Reference materials - These materials should be located above the keyboard and below the monitor. If this is not possible, a document holder can be used beside the monitor. The goal is to position the documents so you do not need to move your head to look from the document to the screen.
Lighting - Position the computer screen to avoid glare, particularly from overhead lighting or windows. Use blinds or drapes on windows and replace the light bulbs in desk lamps with bulbs of lower wattage.
Anti-glare screens - If there is no way to minimize glare from light sources, consider using a screen glare filter. These filters decrease the amount of light reflected from the screen.
Seating position - Chairs should be comfortably padded and conform to the body. Chair height should be adjusted so your feet rest flat on the floor. If your chair has arms, they should be adjusted to provide arm support while you are typing. Your wrists shouldn't rest on the keyboard when typing.
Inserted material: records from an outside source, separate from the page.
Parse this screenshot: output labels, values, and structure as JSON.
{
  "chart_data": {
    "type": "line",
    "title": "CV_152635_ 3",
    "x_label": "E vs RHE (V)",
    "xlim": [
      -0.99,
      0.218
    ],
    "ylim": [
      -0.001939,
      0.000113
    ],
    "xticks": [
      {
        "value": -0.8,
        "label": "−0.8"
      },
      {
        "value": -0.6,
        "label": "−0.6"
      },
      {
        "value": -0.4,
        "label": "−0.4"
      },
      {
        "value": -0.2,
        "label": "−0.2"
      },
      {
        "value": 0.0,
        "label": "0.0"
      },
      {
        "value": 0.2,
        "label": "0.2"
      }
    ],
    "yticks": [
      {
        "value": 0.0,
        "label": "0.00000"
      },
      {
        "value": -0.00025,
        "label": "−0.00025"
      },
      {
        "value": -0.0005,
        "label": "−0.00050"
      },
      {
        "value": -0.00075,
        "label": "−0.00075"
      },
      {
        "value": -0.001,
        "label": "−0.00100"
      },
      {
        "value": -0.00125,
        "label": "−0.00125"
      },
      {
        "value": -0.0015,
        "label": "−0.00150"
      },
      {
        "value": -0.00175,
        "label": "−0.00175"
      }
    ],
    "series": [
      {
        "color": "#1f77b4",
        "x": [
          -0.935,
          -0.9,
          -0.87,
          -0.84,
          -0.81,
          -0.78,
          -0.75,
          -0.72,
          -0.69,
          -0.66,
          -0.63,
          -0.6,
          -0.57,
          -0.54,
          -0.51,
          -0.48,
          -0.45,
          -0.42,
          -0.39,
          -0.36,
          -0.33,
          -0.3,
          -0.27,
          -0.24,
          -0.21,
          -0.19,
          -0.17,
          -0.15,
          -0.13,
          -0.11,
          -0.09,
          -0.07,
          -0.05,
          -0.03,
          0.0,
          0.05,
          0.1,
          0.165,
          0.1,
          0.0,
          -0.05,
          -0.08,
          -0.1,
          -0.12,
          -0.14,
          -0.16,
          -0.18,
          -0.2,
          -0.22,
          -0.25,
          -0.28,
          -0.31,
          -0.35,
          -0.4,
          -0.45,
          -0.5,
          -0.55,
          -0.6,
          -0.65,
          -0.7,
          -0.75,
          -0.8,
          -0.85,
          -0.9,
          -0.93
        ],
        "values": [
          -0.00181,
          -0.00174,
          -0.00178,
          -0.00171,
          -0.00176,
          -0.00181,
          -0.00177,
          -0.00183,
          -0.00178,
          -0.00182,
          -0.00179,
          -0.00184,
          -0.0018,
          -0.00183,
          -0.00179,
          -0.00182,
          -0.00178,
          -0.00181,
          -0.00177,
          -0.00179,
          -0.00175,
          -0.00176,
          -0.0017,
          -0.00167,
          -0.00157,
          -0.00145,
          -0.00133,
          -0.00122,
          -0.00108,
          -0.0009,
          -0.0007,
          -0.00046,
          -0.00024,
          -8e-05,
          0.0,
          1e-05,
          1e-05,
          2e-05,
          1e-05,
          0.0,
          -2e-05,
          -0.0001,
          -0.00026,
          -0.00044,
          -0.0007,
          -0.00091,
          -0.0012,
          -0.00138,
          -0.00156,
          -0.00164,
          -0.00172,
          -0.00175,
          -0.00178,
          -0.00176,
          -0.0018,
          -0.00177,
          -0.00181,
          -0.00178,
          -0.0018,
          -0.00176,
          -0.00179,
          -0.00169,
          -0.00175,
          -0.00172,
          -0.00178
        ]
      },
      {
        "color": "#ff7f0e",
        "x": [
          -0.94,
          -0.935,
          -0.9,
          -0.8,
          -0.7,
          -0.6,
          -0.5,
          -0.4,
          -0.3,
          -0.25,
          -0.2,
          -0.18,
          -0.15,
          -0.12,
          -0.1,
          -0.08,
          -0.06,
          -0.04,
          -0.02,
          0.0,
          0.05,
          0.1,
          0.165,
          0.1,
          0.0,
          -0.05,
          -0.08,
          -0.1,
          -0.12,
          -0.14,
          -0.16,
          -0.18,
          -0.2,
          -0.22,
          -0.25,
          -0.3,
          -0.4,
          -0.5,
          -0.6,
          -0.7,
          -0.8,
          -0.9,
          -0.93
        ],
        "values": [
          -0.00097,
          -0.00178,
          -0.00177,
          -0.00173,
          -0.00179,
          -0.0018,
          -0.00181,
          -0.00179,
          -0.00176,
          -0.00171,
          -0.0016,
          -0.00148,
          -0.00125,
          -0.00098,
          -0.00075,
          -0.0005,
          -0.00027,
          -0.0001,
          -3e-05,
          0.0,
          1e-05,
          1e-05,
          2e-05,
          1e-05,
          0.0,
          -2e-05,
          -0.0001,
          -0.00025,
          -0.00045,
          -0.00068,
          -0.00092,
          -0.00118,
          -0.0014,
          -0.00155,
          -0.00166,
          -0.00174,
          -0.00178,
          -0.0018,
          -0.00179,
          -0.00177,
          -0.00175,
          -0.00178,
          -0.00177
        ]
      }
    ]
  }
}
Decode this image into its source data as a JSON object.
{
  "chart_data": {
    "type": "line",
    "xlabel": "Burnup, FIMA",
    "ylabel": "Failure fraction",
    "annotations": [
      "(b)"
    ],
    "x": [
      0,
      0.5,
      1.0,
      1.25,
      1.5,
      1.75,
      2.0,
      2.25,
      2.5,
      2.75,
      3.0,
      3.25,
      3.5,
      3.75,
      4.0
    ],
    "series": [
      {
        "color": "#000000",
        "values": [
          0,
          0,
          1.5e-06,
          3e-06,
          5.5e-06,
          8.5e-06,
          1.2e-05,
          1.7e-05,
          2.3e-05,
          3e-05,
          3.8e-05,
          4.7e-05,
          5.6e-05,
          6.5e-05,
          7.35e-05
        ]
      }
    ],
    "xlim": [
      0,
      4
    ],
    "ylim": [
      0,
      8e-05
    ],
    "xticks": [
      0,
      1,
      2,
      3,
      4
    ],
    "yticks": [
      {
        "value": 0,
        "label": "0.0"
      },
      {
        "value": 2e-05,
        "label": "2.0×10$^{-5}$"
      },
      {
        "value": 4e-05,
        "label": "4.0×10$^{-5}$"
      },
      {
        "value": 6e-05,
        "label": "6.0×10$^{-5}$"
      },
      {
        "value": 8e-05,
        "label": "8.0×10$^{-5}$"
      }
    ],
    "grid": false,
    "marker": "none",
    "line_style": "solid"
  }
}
Rest breaks - To prevent eyestrain, try to rest your eyes when using the computer for long periods. Rest your eyes for 15 minutes after two hours of continuous computer use. Also, for every 20 minutes of computer viewing, look into the distance for 20 seconds to allow your eyes a chance to refocus.
Blinking - To minimize your chances of developing dry eye when using a computer, make an effort to blink frequently. Blinking keeps the front surface of your eye moist.
Improve the air quality in your work space – Some changes that may help prevent dry eyes include using a humidifier, lowering the thermostat and avoiding smoke.
Get appropriate eyewear - If you wear glasses or contacts, make sure the correction is right for computer work. Most lenses are fitted for reading print and may not be optimal for computer work. Glasses or contact lenses designed specifically for computer work may be a worthwhile investment.
Regular eye examinations and proper viewing habits can help to prevent or reduce the development of the symptoms associated with Computer Vision Syndrome.